L’article 7 de la convention collective nationale des entreprises de propreté (ancienne annexe 7) garantit aux salariés affectés sur un marché la continuité de leur contrat de travail.
Le transfert des contrats de travail de l’entreprise sortante, celle qui perd le marché, à l’entreprise entrante, celle qui remporte le marché, est strictement encadré. Il génère pourtant un contentieux important souvent au détriment des salariés. 
La Cour de cassation a eu l’occasion de trancher certaines difficultés liées au changement de prestataire consécutif à une perte de marché dans le secteur de la propreté. Voici un aperçu des principales décisions qui ont été rendues par la haute juridiction en 2018. 

-

A. Dans un arrêt du 5 décembre 2018 [1], la Cour de cassation a jugé que : "l’arrêt de la Cour d’appel retient que la salariée, qui n’était pas affectée à 100% de son temps de travail sur le lot n°1 ne remplit pas les conditions de l’article 7-2 de la convention collective nationale et que son contrat de travail n’a pas été transmis à la société entrante, la société sortante restant son employeur ; qu’en statuant ainsi, alors qu’elle avait constaté que la salariée était affectée à 100% par la société sortante sur le marché repris divisé en plusieurs lots, dont la société entrante était le nouvel adjudicataire, la cour d’appel qui n’a pas tiré les conséquences légales de ses propres constatations, a violé le texte susvisé".

L’une des conditions du maintien de l’emploi pour les agents de maîtrise (MP1 et MP2) est d’être affecté "exclusivement sur le marché concerné" (article 7.2, I, A CCN entreprises de propreté).

Dans l’hypothèse où le marché initial est redistribué en plusieurs lots, la Cour de cassation réaffirme que la condition d’être affecté "exclusivement sur le marché concerné" s’apprécie par rapport au marché initial et non par rapport aux lots pris isolément composant ledit marché.

Cette décision est en parfaite conformité avec l’article 7.2, I, C de la convention collective nationale des entreprises de propreté qui précise que "lorsque le marché initial est redistribué en plusieurs lots, la (ou les) entreprise(s) entrante(s) a (ont) l’obligation d’assurer la continuité des contrats de travail des personnes affectées sur le (ou les) lot(s) qu’elle(s) reprend (reprennent) dès lors que les conditions définies ci-dessus, appréciées alors à l’égard du marché initial détenu par l’entreprise sortante, sont remplies". 

La jurisprudence est constante sur ce point [2]. La Cour de cassation vient donc sanctionner une mauvaise application de l’article 7 de la convention collective nationale des entreprises de propreté (ancienne annexe 7). 

B. Dans un arrêt du 12 septembre 2018 (n°16-28.407), la Cour de cassation a rappelé que "sauf application de l’article L.1244-1 du Code du travail, le changement d’employeur prévu et organisé par voie conventionnelle suppose l’accord exprès du salarié, qui ne peut résulter de la seule poursuite de son contrat de travail sous une autre direction".  

Il s’agit d’une position désormais bien établie de la haute juridiction.

La perte de marché dans le secteur de la propreté ne cadre pas avec les dispositions légales de l’article L.1244-1 du Code du travail.

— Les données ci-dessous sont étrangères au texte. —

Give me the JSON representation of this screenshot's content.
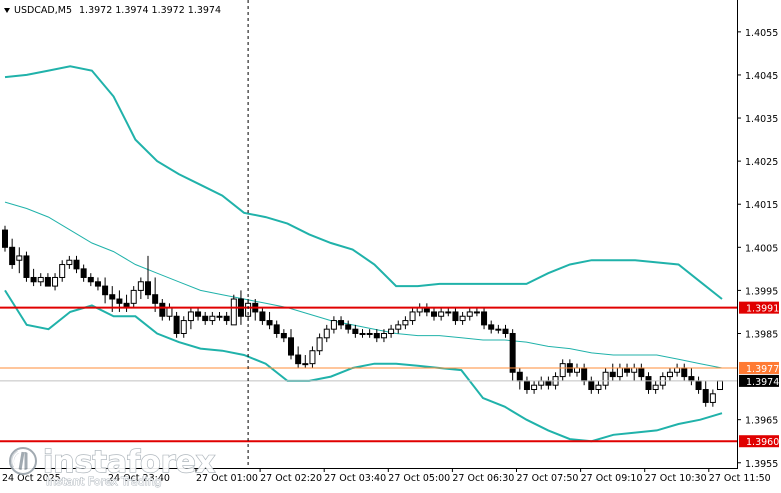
{
  "header": {
    "symbol": "USDCAD,M5",
    "ohlc": "1.3972 1.3974 1.3972 1.3974"
  },
  "watermark": {
    "brand": "instaforex",
    "tagline": "Instant Forex Trading"
  },
  "colors": {
    "background": "#ffffff",
    "candle": "#000000",
    "bands": "#20b2aa",
    "level_line": "#e00000",
    "level_tag": "#e00000",
    "orange_line": "#ff8c3a",
    "orange_tag": "#ff7a33",
    "price_tag": "#000000",
    "cursor_line": "#000000"
  },
  "chart_data": {
    "type": "candlestick",
    "symbol": "USDCAD",
    "timeframe": "M5",
    "y_ticks": [
      "1.4055",
      "1.4045",
      "1.4035",
      "1.4025",
      "1.4015",
      "1.4005",
      "1.3995",
      "1.3985",
      "1.3965",
      "1.3955"
    ],
    "ylim": [
      1.3951,
      1.4061
    ],
    "x_ticks": [
      "27 Oct 01:00",
      "27 Oct 02:20",
      "27 Oct 03:40",
      "27 Oct 05:00",
      "27 Oct 06:30",
      "27 Oct 07:50",
      "27 Oct 09:10",
      "27 Oct 10:30",
      "27 Oct 11:50"
    ],
    "x_first_labels": [
      "24 Oct 2025",
      "24 Oct 23:40"
    ],
    "horizontal_levels": [
      {
        "label": "1.3991",
        "value": 1.3991,
        "style": "red"
      },
      {
        "label": "1.3977",
        "value": 1.3977,
        "style": "orange"
      },
      {
        "label": "1.3960",
        "value": 1.396,
        "style": "red"
      }
    ],
    "current_price": {
      "label": "1.3974",
      "value": 1.3974
    },
    "cursor_index": 34,
    "bollinger": {
      "upper": [
        1.40445,
        1.4045,
        1.4046,
        1.4047,
        1.4046,
        1.404,
        1.403,
        1.4025,
        1.4022,
        1.40195,
        1.4017,
        1.4013,
        1.4012,
        1.40105,
        1.4008,
        1.4006,
        1.40045,
        1.4001,
        1.3996,
        1.3996,
        1.39965,
        1.39965,
        1.39965,
        1.39965,
        1.39965,
        1.3999,
        1.4001,
        1.4002,
        1.4002,
        1.4002,
        1.40015,
        1.4001,
        1.3997,
        1.3993
      ],
      "middle": [
        1.40155,
        1.4014,
        1.4012,
        1.4009,
        1.4006,
        1.4004,
        1.4001,
        1.3999,
        1.3997,
        1.3995,
        1.3994,
        1.3993,
        1.3992,
        1.3991,
        1.39895,
        1.3988,
        1.3987,
        1.3986,
        1.3985,
        1.39845,
        1.39845,
        1.3984,
        1.39835,
        1.39835,
        1.3983,
        1.3982,
        1.39815,
        1.39805,
        1.398,
        1.398,
        1.398,
        1.3979,
        1.3978,
        1.3977
      ],
      "lower": [
        1.3995,
        1.3987,
        1.3986,
        1.399,
        1.39915,
        1.3989,
        1.3989,
        1.3985,
        1.3983,
        1.39815,
        1.3981,
        1.398,
        1.3978,
        1.3974,
        1.3974,
        1.3975,
        1.3977,
        1.3978,
        1.3978,
        1.39775,
        1.3977,
        1.39765,
        1.397,
        1.3968,
        1.3965,
        1.39625,
        1.39605,
        1.396,
        1.39615,
        1.3962,
        1.39625,
        1.3964,
        1.3965,
        1.39665
      ]
    },
    "bollinger_x_samples": 34,
    "candles": [
      [
        1.4009,
        1.401,
        1.4004,
        1.4005
      ],
      [
        1.4005,
        1.4007,
        1.4,
        1.4001
      ],
      [
        1.4002,
        1.4005,
        1.3999,
        1.4003
      ],
      [
        1.4003,
        1.4004,
        1.3997,
        1.3998
      ],
      [
        1.3998,
        1.4,
        1.3996,
        1.3997
      ],
      [
        1.3997,
        1.3999,
        1.3996,
        1.3998
      ],
      [
        1.3998,
        1.3999,
        1.3996,
        1.3996
      ],
      [
        1.3996,
        1.3999,
        1.3995,
        1.3998
      ],
      [
        1.3998,
        1.4002,
        1.3997,
        1.4001
      ],
      [
        1.4001,
        1.4003,
        1.4,
        1.4002
      ],
      [
        1.4002,
        1.4003,
        1.3999,
        1.4
      ],
      [
        1.4,
        1.4001,
        1.3997,
        1.3998
      ],
      [
        1.3998,
        1.3999,
        1.3996,
        1.3997
      ],
      [
        1.3997,
        1.3998,
        1.3995,
        1.3996
      ],
      [
        1.3996,
        1.3998,
        1.3992,
        1.3994
      ],
      [
        1.3994,
        1.3996,
        1.399,
        1.3993
      ],
      [
        1.3993,
        1.3995,
        1.399,
        1.3992
      ],
      [
        1.3992,
        1.3994,
        1.399,
        1.3991
      ],
      [
        1.3992,
        1.3996,
        1.3991,
        1.3995
      ],
      [
        1.3995,
        1.3998,
        1.3993,
        1.3997
      ],
      [
        1.3997,
        1.4003,
        1.3993,
        1.3994
      ],
      [
        1.3994,
        1.3998,
        1.399,
        1.3992
      ],
      [
        1.3992,
        1.3993,
        1.3988,
        1.3989
      ],
      [
        1.3989,
        1.3992,
        1.3988,
        1.3991
      ],
      [
        1.3989,
        1.399,
        1.3984,
        1.3985
      ],
      [
        1.3985,
        1.3989,
        1.3984,
        1.3988
      ],
      [
        1.3988,
        1.3991,
        1.3986,
        1.399
      ],
      [
        1.399,
        1.3991,
        1.3988,
        1.3989
      ],
      [
        1.3989,
        1.399,
        1.3987,
        1.3988
      ],
      [
        1.3988,
        1.399,
        1.3987,
        1.3989
      ],
      [
        1.3989,
        1.399,
        1.3988,
        1.3989
      ],
      [
        1.3989,
        1.399,
        1.3987,
        1.3988
      ],
      [
        1.3987,
        1.3994,
        1.3987,
        1.3993
      ],
      [
        1.3993,
        1.3995,
        1.3987,
        1.3989
      ],
      [
        1.3989,
        1.3993,
        1.3988,
        1.3992
      ],
      [
        1.3992,
        1.3993,
        1.3988,
        1.399
      ],
      [
        1.399,
        1.3991,
        1.3987,
        1.3988
      ],
      [
        1.3988,
        1.399,
        1.3986,
        1.3987
      ],
      [
        1.3987,
        1.3988,
        1.3984,
        1.3985
      ],
      [
        1.3985,
        1.3986,
        1.3983,
        1.3984
      ],
      [
        1.3984,
        1.3986,
        1.3979,
        1.398
      ],
      [
        1.398,
        1.3982,
        1.3977,
        1.3978
      ],
      [
        1.3978,
        1.398,
        1.3977,
        1.3978
      ],
      [
        1.3978,
        1.3982,
        1.3977,
        1.3981
      ],
      [
        1.3981,
        1.3985,
        1.398,
        1.3984
      ],
      [
        1.3984,
        1.3987,
        1.3983,
        1.3986
      ],
      [
        1.3986,
        1.3989,
        1.3985,
        1.3988
      ],
      [
        1.3988,
        1.3989,
        1.3986,
        1.3987
      ],
      [
        1.3987,
        1.3988,
        1.3985,
        1.3986
      ],
      [
        1.3986,
        1.3987,
        1.3984,
        1.3985
      ],
      [
        1.3985,
        1.3986,
        1.3984,
        1.3985
      ],
      [
        1.3985,
        1.3986,
        1.3984,
        1.3985
      ],
      [
        1.3985,
        1.3986,
        1.3983,
        1.3984
      ],
      [
        1.3984,
        1.3986,
        1.3983,
        1.3985
      ],
      [
        1.3985,
        1.3987,
        1.3984,
        1.3986
      ],
      [
        1.3986,
        1.3988,
        1.3985,
        1.3987
      ],
      [
        1.3987,
        1.3989,
        1.3986,
        1.3988
      ],
      [
        1.3988,
        1.3991,
        1.3987,
        1.399
      ],
      [
        1.399,
        1.3992,
        1.3989,
        1.3991
      ],
      [
        1.3991,
        1.3992,
        1.3989,
        1.399
      ],
      [
        1.399,
        1.3991,
        1.3988,
        1.3989
      ],
      [
        1.3989,
        1.3991,
        1.3988,
        1.399
      ],
      [
        1.399,
        1.3991,
        1.3989,
        1.399
      ],
      [
        1.399,
        1.3991,
        1.3987,
        1.3988
      ],
      [
        1.3988,
        1.399,
        1.3987,
        1.3989
      ],
      [
        1.3989,
        1.3991,
        1.3988,
        1.399
      ],
      [
        1.399,
        1.3991,
        1.3989,
        1.399
      ],
      [
        1.399,
        1.3991,
        1.3986,
        1.3987
      ],
      [
        1.3987,
        1.3988,
        1.3985,
        1.3986
      ],
      [
        1.3986,
        1.3987,
        1.3985,
        1.3986
      ],
      [
        1.3986,
        1.3987,
        1.3984,
        1.3985
      ],
      [
        1.3985,
        1.3986,
        1.3974,
        1.3976
      ],
      [
        1.3976,
        1.3977,
        1.3972,
        1.3974
      ],
      [
        1.3974,
        1.3975,
        1.3971,
        1.3972
      ],
      [
        1.3972,
        1.3974,
        1.3971,
        1.3973
      ],
      [
        1.3973,
        1.3975,
        1.3972,
        1.3974
      ],
      [
        1.3974,
        1.3975,
        1.3972,
        1.3973
      ],
      [
        1.3973,
        1.3976,
        1.3972,
        1.3975
      ],
      [
        1.3975,
        1.3979,
        1.3974,
        1.3978
      ],
      [
        1.3978,
        1.3979,
        1.3975,
        1.3976
      ],
      [
        1.3976,
        1.3978,
        1.3975,
        1.3977
      ],
      [
        1.3977,
        1.3978,
        1.3973,
        1.3974
      ],
      [
        1.3974,
        1.3975,
        1.3971,
        1.3972
      ],
      [
        1.3972,
        1.3974,
        1.3971,
        1.3973
      ],
      [
        1.3973,
        1.3977,
        1.3972,
        1.3976
      ],
      [
        1.3976,
        1.3978,
        1.3974,
        1.3975
      ],
      [
        1.3975,
        1.3978,
        1.3974,
        1.3977
      ],
      [
        1.3977,
        1.3978,
        1.3975,
        1.3976
      ],
      [
        1.3976,
        1.3978,
        1.3974,
        1.3977
      ],
      [
        1.3977,
        1.3978,
        1.3974,
        1.3975
      ],
      [
        1.3975,
        1.3976,
        1.3971,
        1.3972
      ],
      [
        1.3972,
        1.3974,
        1.3971,
        1.3973
      ],
      [
        1.3973,
        1.3976,
        1.3972,
        1.3975
      ],
      [
        1.3975,
        1.3977,
        1.3974,
        1.3976
      ],
      [
        1.3976,
        1.3978,
        1.3975,
        1.3977
      ],
      [
        1.3977,
        1.3978,
        1.3974,
        1.3975
      ],
      [
        1.3975,
        1.3977,
        1.3973,
        1.3974
      ],
      [
        1.3974,
        1.3975,
        1.3971,
        1.3972
      ],
      [
        1.3972,
        1.3974,
        1.3968,
        1.3969
      ],
      [
        1.3969,
        1.3972,
        1.3968,
        1.3971
      ],
      [
        1.3972,
        1.3974,
        1.3972,
        1.3974
      ]
    ]
  }
}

C’est d’ailleurs la raison pour laquelle les partenaires sociaux ont négocié une garantie conventionnelle d’emploi connue sous le nom d’annexe 7 qui est devenue l’article 7 de la convention collective nationale des entreprises de propreté. 

La Cour de cassation rappelle que le transfert du contrat de travail du salarié de l’entreprise sortante, celle qui perd le marché, à l’entreprise entrante, celle qui remporte le marché, nécessite l’accord exprès dudit salarié. 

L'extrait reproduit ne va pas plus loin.